Not that she didn’t nearly sleep with him one night. They’d been to a party and both of them had gotten very drunk, though he was by far the more drunk of the two. They’d made their way back to his apartment where they’d shared a joint or two and fallen into bed together.
But Marvin had been too intoxicated to perform. Sandy had come to herself around 3:30 AM and discovered that she was lying in bed naked next to her unconscious boyfriend, who was snoring away equally unclothed. She knew nothing had happened, and, resolving that nothing was going to happen, she had gingerly slipped out of the bed, put on her scattered garments, and walked all the way across campus to the refuge of the house she shared with two other girls.
Even then she didn’t break up with him. As the relationship continued into her junior year, she found she was taking it for granted, even depending on it. It made her feel good to think Marvin loved and depended on her in his way. And though she couldn’t dignify whatever it was she felt for him with the name of Love, she liked feeling she was needed.

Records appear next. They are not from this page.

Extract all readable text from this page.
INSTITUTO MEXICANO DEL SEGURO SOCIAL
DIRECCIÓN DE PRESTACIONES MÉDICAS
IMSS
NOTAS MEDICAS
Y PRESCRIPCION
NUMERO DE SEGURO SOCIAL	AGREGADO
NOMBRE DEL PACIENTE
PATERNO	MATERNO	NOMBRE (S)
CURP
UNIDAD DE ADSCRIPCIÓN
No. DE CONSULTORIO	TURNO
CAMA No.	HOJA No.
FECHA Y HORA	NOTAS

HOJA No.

And he did need her, especially as his binge drinking became more frequent and worse. She was always there for him, finding them both a ride home when he passed out in some bar (it was true: she’d never learned to drive a manual transmission), cleaning up after him and apologizing for him when he threw up in the wastebasket at someone’s party, taking notes for him and covering for him when he missed lectures. The one thing she would not do is draw his projects for him. But with that exception, she was there for him. It was gratifying to be there for him. If she had only recognized it at the time, she would have admitted it also gave her a sense of power and control. Sometimes she even told herself it was her Christian duty to stay with him, that if she were faithful and self-sacrificing enough, he would repent and let Jesus turn his life around.
Marvin would not have thanked her for these charitable sentiments. But he wasn’t the type of man who probed beneath the surface, and he had no difficulty accepting her ministrations or telling her how much he enjoyed receiving them.
“Sandy,” he’d said once, “except for not sleeping with me you’re the best old lady a guy could have. Why won’t you sleep with me?”
She’d made some excuse about what if she got pregnant and not being ready for marriage, and he’d said, “Me, neither. But maybe someday, you never know. And I really think you’re the best, with everything you do for me, I really do. That time I was sick, you took such good care of me!”
It had been more like a three-day hangover. Still, she had murmured something comforting like “Of course I took care of you. I’ll always be there for you.”
“Hey, Sandy, you won’t regret it,” Marvin had promised. “You ever get sick, you’re ever in trouble, I’ll be there for you too like white on rice.”
And after all those months of being together, she had believed him.